だが日本の家庭では、親は子どもの都合に合わせて生活する。例えば、長男は宿題をなかなかやらない。ネルケさんは「やるのは本人だし、放っておけばいい」と言うが、日本人の妻は「親の責任として放っておけない」と宿題をやらせようとする。また親は学校のPTAや地域の子ども会に参加し、子どもが所属するスポーツクラブでは送迎や球拾いといった練習のサポートをする。

 ドイツでは、親はそこまで子どもにかかわらない。子どもたちは午前7時過ぎから学校の授業を受け、お昼すぎには帰宅する。それから親が帰ってくる夕方まで、サッカーをやったり、図書館で調べ物をしたりする。宿題をする・しないも自由だ。子どもたちはそこで主体性をはぐくむ。

 日本では、子どもたちは家庭も学校も集団生活で、親や先生など常に誰かがそばにいる。ネルケさんは「良い面もあるけれど、親や先生の下で過ごす時間が長いため、子どもが自分で考えて行動し、伸びるためのベースが育ちにくい」と考えている。
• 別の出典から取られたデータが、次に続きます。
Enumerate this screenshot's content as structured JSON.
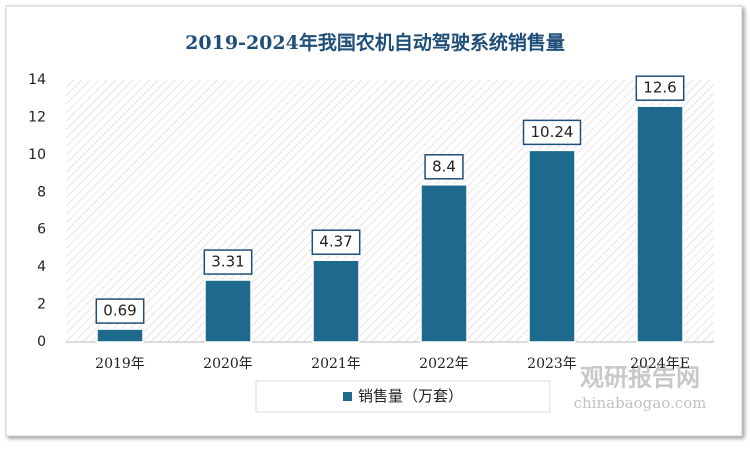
{
  "chart_data": {
    "type": "bar",
    "title": "2019-2024年我国农机自动驾驶系统销售量",
    "categories": [
      "2019年",
      "2020年",
      "2021年",
      "2022年",
      "2023年",
      "2024年E"
    ],
    "series": [
      {
        "name": "销售量（万套）",
        "color": "#1d6a8d",
        "values": [
          0.69,
          3.31,
          4.37,
          8.4,
          10.24,
          12.6
        ]
      }
    ],
    "ylim": [
      0,
      14
    ],
    "yticks": [
      0,
      2,
      4,
      6,
      8,
      10,
      12,
      14
    ],
    "grid": false,
    "legend": "bottom",
    "watermark": {
      "name": "观研报告网",
      "url": "chinabaogao.com"
    }
  }
}
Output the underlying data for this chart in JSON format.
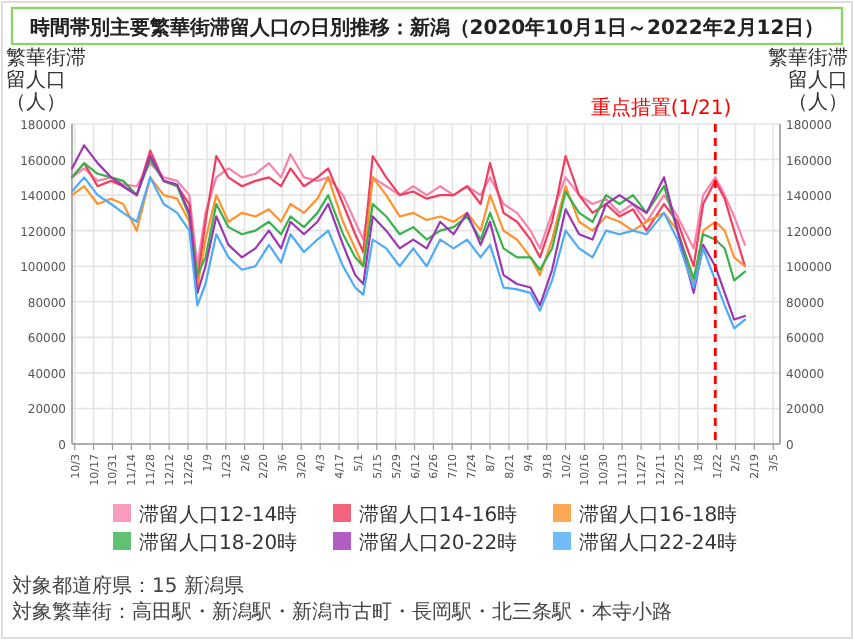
{
  "chart_data": {
    "type": "line",
    "title": "時間帯別主要繁華街滞留人口の日別推移：新潟（2020年10月1日～2022年2月12日）",
    "ylabel": "繁華街滞留人口（人）",
    "y2label": "繁華街滞留人口（人）",
    "x": [
      "2020-10-01",
      "2020-10-10",
      "2020-10-20",
      "2020-10-30",
      "2020-11-08",
      "2020-11-18",
      "2020-11-28",
      "2020-12-08",
      "2020-12-18",
      "2020-12-27",
      "2021-01-02",
      "2021-01-08",
      "2021-01-16",
      "2021-01-25",
      "2021-02-04",
      "2021-02-14",
      "2021-02-24",
      "2021-03-05",
      "2021-03-12",
      "2021-03-22",
      "2021-04-01",
      "2021-04-09",
      "2021-04-20",
      "2021-04-29",
      "2021-05-05",
      "2021-05-12",
      "2021-05-22",
      "2021-06-01",
      "2021-06-11",
      "2021-06-21",
      "2021-07-01",
      "2021-07-11",
      "2021-07-21",
      "2021-07-31",
      "2021-08-07",
      "2021-08-17",
      "2021-08-27",
      "2021-09-06",
      "2021-09-13",
      "2021-09-22",
      "2021-10-02",
      "2021-10-12",
      "2021-10-22",
      "2021-11-01",
      "2021-11-11",
      "2021-11-21",
      "2021-12-01",
      "2021-12-14",
      "2021-12-24",
      "2022-01-05",
      "2022-01-12",
      "2022-01-21",
      "2022-01-28",
      "2022-02-04",
      "2022-02-12"
    ],
    "series": [
      {
        "name": "滞留人口12-14時",
        "color": "#f783ac",
        "values": [
          150000,
          155000,
          148000,
          150000,
          146000,
          145000,
          158000,
          150000,
          148000,
          140000,
          100000,
          130000,
          150000,
          155000,
          150000,
          152000,
          158000,
          150000,
          163000,
          150000,
          148000,
          150000,
          140000,
          125000,
          115000,
          150000,
          145000,
          140000,
          145000,
          140000,
          145000,
          140000,
          145000,
          140000,
          150000,
          135000,
          130000,
          120000,
          110000,
          130000,
          150000,
          140000,
          135000,
          138000,
          130000,
          135000,
          125000,
          140000,
          128000,
          110000,
          140000,
          150000,
          140000,
          128000,
          112000
        ]
      },
      {
        "name": "滞留人口14-16時",
        "color": "#f03e5e",
        "values": [
          150000,
          158000,
          145000,
          148000,
          145000,
          140000,
          165000,
          148000,
          145000,
          135000,
          92000,
          125000,
          162000,
          150000,
          145000,
          148000,
          150000,
          145000,
          155000,
          145000,
          150000,
          155000,
          135000,
          118000,
          108000,
          162000,
          150000,
          140000,
          142000,
          138000,
          140000,
          140000,
          145000,
          135000,
          158000,
          130000,
          125000,
          115000,
          105000,
          125000,
          162000,
          140000,
          130000,
          135000,
          128000,
          132000,
          120000,
          135000,
          125000,
          100000,
          135000,
          148000,
          138000,
          120000,
          100000
        ]
      },
      {
        "name": "滞留人口16-18時",
        "color": "#ff922b",
        "values": [
          140000,
          145000,
          135000,
          138000,
          135000,
          120000,
          150000,
          140000,
          138000,
          125000,
          88000,
          115000,
          140000,
          125000,
          130000,
          128000,
          132000,
          125000,
          135000,
          130000,
          138000,
          150000,
          125000,
          110000,
          100000,
          150000,
          140000,
          128000,
          130000,
          126000,
          128000,
          125000,
          130000,
          120000,
          140000,
          120000,
          115000,
          105000,
          95000,
          115000,
          145000,
          125000,
          120000,
          128000,
          125000,
          120000,
          125000,
          130000,
          120000,
          89000,
          120000,
          125000,
          120000,
          105000,
          100000
        ]
      },
      {
        "name": "滞留人口18-20時",
        "color": "#37b24d",
        "values": [
          150000,
          158000,
          152000,
          150000,
          148000,
          140000,
          160000,
          148000,
          145000,
          128000,
          95000,
          105000,
          135000,
          122000,
          118000,
          120000,
          125000,
          118000,
          128000,
          122000,
          130000,
          140000,
          118000,
          105000,
          100000,
          135000,
          128000,
          118000,
          122000,
          115000,
          120000,
          122000,
          128000,
          115000,
          130000,
          110000,
          105000,
          105000,
          98000,
          110000,
          142000,
          130000,
          125000,
          140000,
          135000,
          140000,
          130000,
          145000,
          120000,
          93000,
          118000,
          115000,
          110000,
          92000,
          97000
        ]
      },
      {
        "name": "滞留人口20-22時",
        "color": "#9c36b5",
        "values": [
          155000,
          168000,
          158000,
          150000,
          145000,
          140000,
          162000,
          148000,
          146000,
          130000,
          85000,
          100000,
          128000,
          112000,
          105000,
          110000,
          120000,
          110000,
          125000,
          118000,
          125000,
          135000,
          112000,
          95000,
          90000,
          128000,
          120000,
          110000,
          115000,
          110000,
          125000,
          118000,
          130000,
          112000,
          125000,
          95000,
          90000,
          88000,
          78000,
          98000,
          132000,
          118000,
          115000,
          135000,
          140000,
          135000,
          130000,
          150000,
          120000,
          85000,
          112000,
          100000,
          85000,
          70000,
          72000
        ]
      },
      {
        "name": "滞留人口22-24時",
        "color": "#4dabf7",
        "values": [
          142000,
          150000,
          140000,
          135000,
          130000,
          125000,
          150000,
          135000,
          130000,
          120000,
          78000,
          90000,
          118000,
          105000,
          98000,
          100000,
          112000,
          102000,
          118000,
          108000,
          115000,
          120000,
          100000,
          88000,
          84000,
          115000,
          110000,
          100000,
          110000,
          100000,
          115000,
          110000,
          115000,
          105000,
          112000,
          88000,
          87000,
          85000,
          75000,
          92000,
          120000,
          110000,
          105000,
          120000,
          118000,
          120000,
          118000,
          130000,
          115000,
          88000,
          110000,
          92000,
          78000,
          65000,
          70000
        ]
      }
    ],
    "xlim": [
      "2020-10-01",
      "2022-03-10"
    ],
    "xticks": [
      {
        "value": "2020-10-03",
        "label": "10/3"
      },
      {
        "value": "2020-10-17",
        "label": "10/17"
      },
      {
        "value": "2020-10-31",
        "label": "10/31"
      },
      {
        "value": "2020-11-14",
        "label": "11/14"
      },
      {
        "value": "2020-11-28",
        "label": "11/28"
      },
      {
        "value": "2020-12-12",
        "label": "12/12"
      },
      {
        "value": "2020-12-26",
        "label": "12/26"
      },
      {
        "value": "2021-01-09",
        "label": "1/9"
      },
      {
        "value": "2021-01-23",
        "label": "1/23"
      },
      {
        "value": "2021-02-06",
        "label": "2/6"
      },
      {
        "value": "2021-02-20",
        "label": "2/20"
      },
      {
        "value": "2021-03-06",
        "label": "3/6"
      },
      {
        "value": "2021-03-20",
        "label": "3/20"
      },
      {
        "value": "2021-04-03",
        "label": "4/3"
      },
      {
        "value": "2021-04-17",
        "label": "4/17"
      },
      {
        "value": "2021-05-01",
        "label": "5/1"
      },
      {
        "value": "2021-05-15",
        "label": "5/15"
      },
      {
        "value": "2021-05-29",
        "label": "5/29"
      },
      {
        "value": "2021-06-12",
        "label": "6/12"
      },
      {
        "value": "2021-06-26",
        "label": "6/26"
      },
      {
        "value": "2021-07-10",
        "label": "7/10"
      },
      {
        "value": "2021-07-24",
        "label": "7/24"
      },
      {
        "value": "2021-08-07",
        "label": "8/7"
      },
      {
        "value": "2021-08-21",
        "label": "8/21"
      },
      {
        "value": "2021-09-04",
        "label": "9/4"
      },
      {
        "value": "2021-09-18",
        "label": "9/18"
      },
      {
        "value": "2021-10-02",
        "label": "10/2"
      },
      {
        "value": "2021-10-16",
        "label": "10/16"
      },
      {
        "value": "2021-10-30",
        "label": "10/30"
      },
      {
        "value": "2021-11-13",
        "label": "11/13"
      },
      {
        "value": "2021-11-27",
        "label": "11/27"
      },
      {
        "value": "2021-12-11",
        "label": "12/11"
      },
      {
        "value": "2021-12-25",
        "label": "12/25"
      },
      {
        "value": "2022-01-08",
        "label": "1/8"
      },
      {
        "value": "2022-01-22",
        "label": "1/22"
      },
      {
        "value": "2022-02-05",
        "label": "2/5"
      },
      {
        "value": "2022-02-19",
        "label": "2/19"
      },
      {
        "value": "2022-03-05",
        "label": "3/5"
      }
    ],
    "ylim": [
      0,
      180000
    ],
    "yticks": [
      0,
      20000,
      40000,
      60000,
      80000,
      100000,
      120000,
      140000,
      160000,
      180000
    ],
    "y2lim": [
      0,
      180000
    ],
    "y2ticks": [
      0,
      20000,
      40000,
      60000,
      80000,
      100000,
      120000,
      140000,
      160000,
      180000
    ],
    "ref_lines": [
      {
        "axis": "x",
        "value": "2022-01-21",
        "label": "重点措置(1/21)",
        "color": "#ff0000",
        "line_style": "dashed"
      }
    ],
    "grid": true,
    "legend": "bottom",
    "annotations": [
      "対象都道府県：15 新潟県",
      "対象繁華街：高田駅・新潟駅・新潟市古町・長岡駅・北三条駅・本寺小路"
    ]
  }
}
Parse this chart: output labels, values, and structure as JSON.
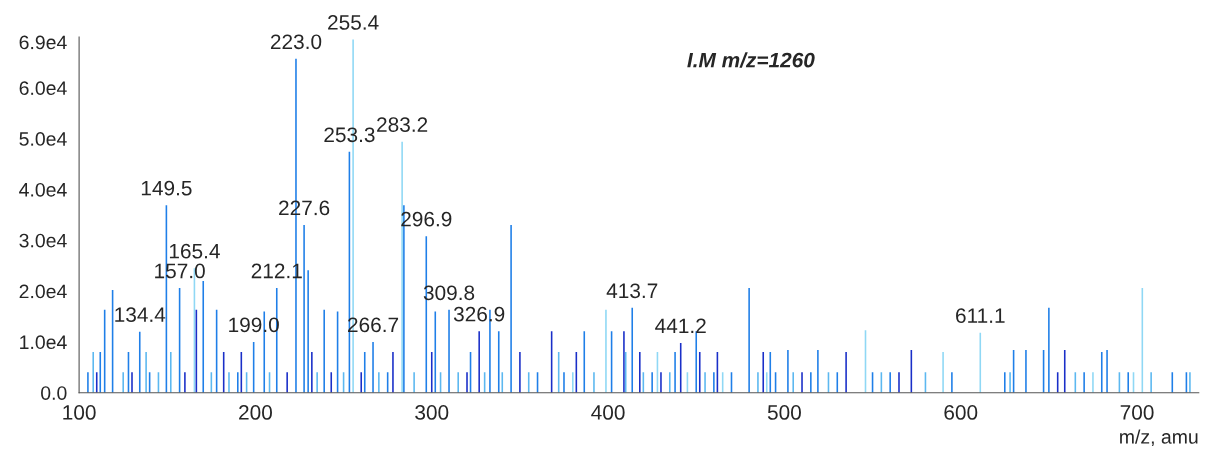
{
  "chart_data": {
    "type": "bar",
    "xlabel": "m/z, amu",
    "x": [
      105,
      108,
      110,
      112,
      114.5,
      119,
      125,
      128,
      130,
      134.4,
      138,
      140,
      145,
      149.5,
      152,
      157.0,
      160,
      165.4,
      166.5,
      170.4,
      175,
      178,
      182,
      185,
      190,
      192,
      195,
      199.0,
      205,
      208,
      212.1,
      218,
      223.0,
      227.6,
      229.9,
      232,
      235,
      239,
      243,
      246.6,
      250,
      253.3,
      255.4,
      260,
      262,
      266.7,
      270,
      275,
      278,
      283.2,
      284.2,
      290,
      296.9,
      300,
      302,
      305,
      309.8,
      315,
      320,
      322,
      326.9,
      330,
      333,
      338,
      340,
      345,
      350,
      355,
      360,
      368,
      372,
      375,
      380,
      382,
      386.5,
      392,
      398.8,
      402,
      409,
      410,
      413.7,
      418,
      420,
      425,
      428,
      430,
      435,
      438,
      441.2,
      445,
      450,
      452,
      455,
      460,
      462,
      465,
      470,
      480,
      485,
      488,
      490,
      492,
      495,
      502,
      505,
      510,
      515,
      519,
      525,
      530,
      535,
      546,
      550,
      555,
      560,
      565,
      572,
      580,
      590,
      595,
      611.1,
      625,
      628,
      630,
      637,
      647,
      650,
      655,
      659,
      665,
      670,
      675,
      680,
      683,
      690,
      695,
      698,
      703,
      708,
      720,
      728,
      730
    ],
    "values": [
      4000,
      8000,
      4000,
      8000,
      16300,
      20200,
      4000,
      8000,
      4000,
      12000,
      8000,
      4000,
      4000,
      36900,
      8000,
      20600,
      4000,
      24500,
      16300,
      22000,
      4000,
      16300,
      8000,
      4000,
      4000,
      8000,
      4000,
      10000,
      16000,
      4000,
      20600,
      4000,
      65700,
      33000,
      24100,
      8000,
      4000,
      16300,
      4000,
      16000,
      4000,
      47400,
      69500,
      4000,
      8000,
      10000,
      4000,
      4000,
      8000,
      49400,
      36900,
      4000,
      30800,
      8000,
      16000,
      4000,
      16300,
      4000,
      4000,
      8000,
      12100,
      4000,
      16300,
      12100,
      4000,
      33000,
      8000,
      4000,
      4000,
      12100,
      8000,
      4000,
      4000,
      8000,
      12100,
      4000,
      16300,
      12100,
      12100,
      8000,
      16700,
      8000,
      4000,
      4000,
      8000,
      4000,
      4000,
      8000,
      9800,
      4000,
      12100,
      8000,
      4000,
      4000,
      8000,
      4000,
      4000,
      20600,
      4000,
      8000,
      4000,
      8000,
      4000,
      8400,
      4000,
      4000,
      4000,
      8400,
      4000,
      4000,
      8000,
      12300,
      4000,
      4000,
      4000,
      4000,
      8400,
      4000,
      8000,
      4000,
      11800,
      4000,
      4000,
      8400,
      8400,
      8400,
      16700,
      4000,
      8400,
      4000,
      4000,
      4000,
      8000,
      8400,
      4000,
      4000,
      4000,
      20600,
      4000,
      4000,
      4000,
      4000
    ],
    "colors": [
      "#1f7fe8",
      "#5cb8f0",
      "#1a2fc8",
      "#1f7fe8",
      "#1f7fe8",
      "#1f7fe8",
      "#5cb8f0",
      "#1f7fe8",
      "#1a2fc8",
      "#1f7fe8",
      "#5cb8f0",
      "#1f7fe8",
      "#5cb8f0",
      "#1f7fe8",
      "#5cb8f0",
      "#1f7fe8",
      "#1a2fc8",
      "#8fd8f5",
      "#1a2fc8",
      "#1f7fe8",
      "#5cb8f0",
      "#1f7fe8",
      "#1a2fc8",
      "#5cb8f0",
      "#1f7fe8",
      "#1a2fc8",
      "#5cb8f0",
      "#1f7fe8",
      "#1f7fe8",
      "#5cb8f0",
      "#1f7fe8",
      "#1a2fc8",
      "#1f7fe8",
      "#1f7fe8",
      "#1f7fe8",
      "#1a2fc8",
      "#5cb8f0",
      "#1f7fe8",
      "#1a2fc8",
      "#1f7fe8",
      "#5cb8f0",
      "#1f7fe8",
      "#8fd8f5",
      "#1a2fc8",
      "#1f7fe8",
      "#1f7fe8",
      "#5cb8f0",
      "#1f7fe8",
      "#1a2fc8",
      "#8fd8f5",
      "#1f7fe8",
      "#5cb8f0",
      "#1f7fe8",
      "#1a2fc8",
      "#1f7fe8",
      "#5cb8f0",
      "#1f7fe8",
      "#5cb8f0",
      "#1a2fc8",
      "#1f7fe8",
      "#1a2fc8",
      "#5cb8f0",
      "#1f7fe8",
      "#1f7fe8",
      "#5cb8f0",
      "#1f7fe8",
      "#1a2fc8",
      "#5cb8f0",
      "#1f7fe8",
      "#1a2fc8",
      "#5cb8f0",
      "#1f7fe8",
      "#8fd8f5",
      "#1a2fc8",
      "#1f7fe8",
      "#5cb8f0",
      "#8fd8f5",
      "#1f7fe8",
      "#1a2fc8",
      "#5cb8f0",
      "#1f7fe8",
      "#1a2fc8",
      "#5cb8f0",
      "#1f7fe8",
      "#8fd8f5",
      "#1a2fc8",
      "#5cb8f0",
      "#1f7fe8",
      "#1a2fc8",
      "#8fd8f5",
      "#1f7fe8",
      "#1a2fc8",
      "#5cb8f0",
      "#1f7fe8",
      "#1a2fc8",
      "#8fd8f5",
      "#1f7fe8",
      "#1f7fe8",
      "#5cb8f0",
      "#1a2fc8",
      "#8fd8f5",
      "#1f7fe8",
      "#1f7fe8",
      "#1f7fe8",
      "#5cb8f0",
      "#1a2fc8",
      "#1f7fe8",
      "#1f7fe8",
      "#5cb8f0",
      "#1f7fe8",
      "#1a2fc8",
      "#8fd8f5",
      "#1f7fe8",
      "#5cb8f0",
      "#1f7fe8",
      "#1a2fc8",
      "#1a2fc8",
      "#5cb8f0",
      "#8fd8f5",
      "#1f7fe8",
      "#8fd8f5",
      "#1f7fe8",
      "#5cb8f0",
      "#1f7fe8",
      "#1f7fe8",
      "#1f7fe8",
      "#1f7fe8",
      "#1a2fc8",
      "#1a2fc8",
      "#5cb8f0",
      "#1f7fe8",
      "#8fd8f5",
      "#1f7fe8",
      "#1f7fe8",
      "#5cb8f0",
      "#1f7fe8",
      "#8fd8f5",
      "#8fd8f5",
      "#5cb8f0",
      "#1f7fe8",
      "#1f7fe8",
      "#5cb8f0"
    ],
    "xlim": [
      100,
      735
    ],
    "ylim": [
      0,
      70000
    ],
    "xticks": [
      100,
      200,
      300,
      400,
      500,
      600,
      700
    ],
    "yticks": [
      {
        "value": 0,
        "label": "0.0"
      },
      {
        "value": 10000,
        "label": "1.0e4"
      },
      {
        "value": 20000,
        "label": "2.0e4"
      },
      {
        "value": 30000,
        "label": "3.0e4"
      },
      {
        "value": 40000,
        "label": "4.0e4"
      },
      {
        "value": 50000,
        "label": "5.0e4"
      },
      {
        "value": 60000,
        "label": "6.0e4"
      },
      {
        "value": 69000,
        "label": "6.9e4"
      }
    ],
    "grid": false,
    "legend": false,
    "annotations": [
      "I.M m/z=1260",
      {
        "text": "134.4",
        "x": 134.4,
        "y": 12000
      },
      {
        "text": "149.5",
        "x": 149.5,
        "y": 36900
      },
      {
        "text": "157.0",
        "x": 157.0,
        "y": 20600
      },
      {
        "text": "165.4",
        "x": 165.4,
        "y": 24500
      },
      {
        "text": "199.0",
        "x": 199.0,
        "y": 10000
      },
      {
        "text": "212.1",
        "x": 212.1,
        "y": 20600
      },
      {
        "text": "223.0",
        "x": 223.0,
        "y": 65700
      },
      {
        "text": "227.6",
        "x": 227.6,
        "y": 33000
      },
      {
        "text": "253.3",
        "x": 253.3,
        "y": 47400
      },
      {
        "text": "255.4",
        "x": 255.4,
        "y": 69500
      },
      {
        "text": "266.7",
        "x": 266.7,
        "y": 10000
      },
      {
        "text": "283.2",
        "x": 283.2,
        "y": 49400
      },
      {
        "text": "296.9",
        "x": 296.9,
        "y": 30800
      },
      {
        "text": "309.8",
        "x": 309.8,
        "y": 16300
      },
      {
        "text": "326.9",
        "x": 326.9,
        "y": 12100
      },
      {
        "text": "413.7",
        "x": 413.7,
        "y": 16700
      },
      {
        "text": "441.2",
        "x": 441.2,
        "y": 9800
      },
      {
        "text": "611.1",
        "x": 611.1,
        "y": 11800
      }
    ]
  }
}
 ネルケさんが、子どもたちが通う学校の授業参観や発表会に行った時のことだ。子どもたちは保護者らの前で作文を発表したり、練習してきた歌や演劇を披露したりする。筆者にとっては当たり前の光景だが、ネルケさんには不思議に映った。「子どもたちの発表している内容は先生が企画したもので、練習の成果を披露しているだけ。子どもの生の声ではない」。

 ドイツでは授業参観はないそうだ。「同じことをドイツでやったら、子どもたちはお互い主張しあって、会がぐちゃぐちゃになってしまうだろう。しかし、子どもたちは主張をぶつけ合うことで理性を持って討論することを学んでいく」とネルケさんは言う。